RELAUNCH: Am Samstag eröffnen die Kunst-Werke unter der neuen Leitung von Ellen Blumenstein
Risse in der Wand. Wer genau hinschaut, erkennt die feinen Furchen, die die beige Fassade des Atelierflügels im Innenhof der Kunst-Werke (KW) durchziehen. Die instabilen Fundamente des Loft-Hauses direkt nebenan, in dem der Kunstsammler Thomas Olbricht seinen “me Collectors Room” untergebracht hat, drücken so stark auf die angrenzenden KW, dass sich deren Wände verzogen haben. Ein Bauschaden wie eine Metapher: Sinnbild für die prekäre Lage progressiver Kunst in Berlins Mitte: Zwischen Privatmuseen und Nobelshopping.
Ellen Blumenstein zeigt keine Anzeichen von Panik, wenn sie von dem ewigen Desaster erzählt. Nur ein paar Tage ist es noch bis zur Eröffnung “ihrer” Kunst-Werke. Dass quasi das halbe Haus noch eine hässliche Baustelle ist, macht sie trotzdem nicht depressiv. Wer sich mit der neuen Kuratorin in den leergeräumten Kunst-Werken trifft, trifft eine Frau, die weiß, was sie will. Zwischendurch gibt sie dem Maler Tipps, der das neue Design auf die Wände pinselt.
In den Kunst-Werken ist die neue Chefin keine Unbekannte. Die 38-jährige, in Hessen geborene Kuratorin, hat hier schon von 1998 bis 2005 gearbeitet. Zusammen mit Klaus Biesenbach und Felix Ensslin organisierte sie damals die heftig umkämpfte RAF-Ausstellung “Zur Vorstellung des Terrors”. International machte sie auf sich aufmerksam, als sie 2011 als freie Kuratorin den isländischen Pavillon auf der Venedig-Biennale kuratierte.
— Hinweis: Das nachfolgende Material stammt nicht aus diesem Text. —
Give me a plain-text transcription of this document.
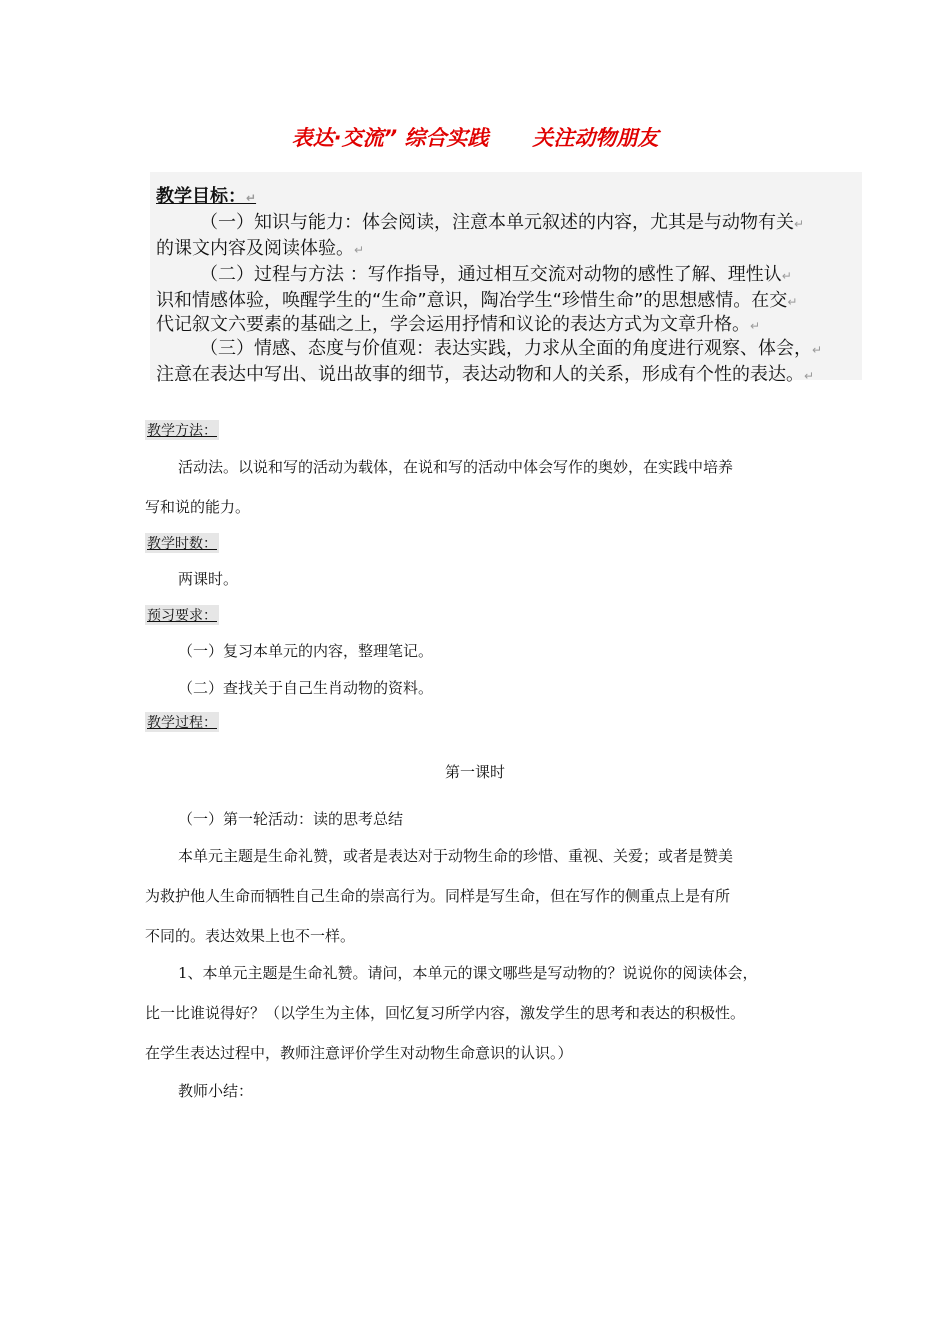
表达·交流” 综合实践      关注动物朋友
教学目标：↵
（一）知识与能力：体会阅读，注意本单元叙述的内容，尤其是与动物有关↵
的课文内容及阅读体验。↵
（二）过程与方法 ：写作指导，通过相互交流对动物的感性了解、理性认↵
识和情感体验，唤醒学生的“生命”意识，陶冶学生“珍惜生命”的思想感情。在交↵
代记叙文六要素的基础之上，学会运用抒情和议论的表达方式为文章升格。↵
（三）情感、态度与价值观：表达实践，力求从全面的角度进行观察、体会，↵
注意在表达中写出、说出故事的细节，表达动物和人的关系，形成有个性的表达。↵
教学方法：
活动法。以说和写的活动为载体，在说和写的活动中体会写作的奥妙，在实践中培养
写和说的能力。
教学时数：
两课时。
预习要求：
（一）复习本单元的内容，整理笔记。
（二）查找关于自己生肖动物的资料。
教学过程：
第一课时
（一）第一轮活动：读的思考总结
本单元主题是生命礼赞，或者是表达对于动物生命的珍惜、重视、关爱；或者是赞美
为救护他人生命而牺牲自己生命的崇高行为。同样是写生命，但在写作的侧重点上是有所
不同的。表达效果上也不一样。
1、本单元主题是生命礼赞。请问，本单元的课文哪些是写动物的？说说你的阅读体会，
比一比谁说得好？（以学生为主体，回忆复习所学内容，激发学生的思考和表达的积极性。
在学生表达过程中，教师注意评价学生对动物生命意识的认识。）
教师小结：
In Berlin richtig bekannt wurde sie als eine der Galionsfiguren des Aufrufs “Haben und Brauchen”. Mit dem Berliner Kulturschaffende 2011 Front gegen Klaus Wowereits prestigefixierte Kulturpolitik machten. Und auf dessen Geheimrezept scheint sie sich auch für den Relaunch des Hauses besonnen zu haben, dem sie seit Anfang des Jahres vorsteht: Gemeinsam sind wir stark.
Blumenstein beginnt ihre Arbeit nämlich nicht mit einer klassischen Ausstellung, die sofort eine ästhetische Richtung erkennen ließe. Sondern mit einem Setting, das das Haus selbst in den Mittelpunkt stellt. Es klingt nach soziokulturellem Ungefähr, wer in der Einladung liest, dass sie die KW als “vitalen sozialen Ort” installieren will, “der sich in den Zwischenräumen von angewandter Vergangenheit, gestalteter Gegenwart und möglicher Zukunft situiert und in dem drängende Fragen unserer Zeit diskutiert werden können”.
Andererseits brauchen die KW eine Standortbestimmung: Ästhetischer Abenteuerspielplatz eines historischen Umbruchs können sie nicht mehr, nur etablierter White-Cube wollen sie aber auch noch nicht sein. “Young and emerging” oder “Krittipolitti”? Irgendwo zwischen diesen Polen liegt die Zukunft der KW, einer von Deutschlands interessantesten, aber auch ärmsten Kunstinstitutionen. Als Ouvertüre ist eine Ausstellung, die als Reflexion im Raum über das Potenzial einer Institution daher kommt, da nicht die schlechteste Idee.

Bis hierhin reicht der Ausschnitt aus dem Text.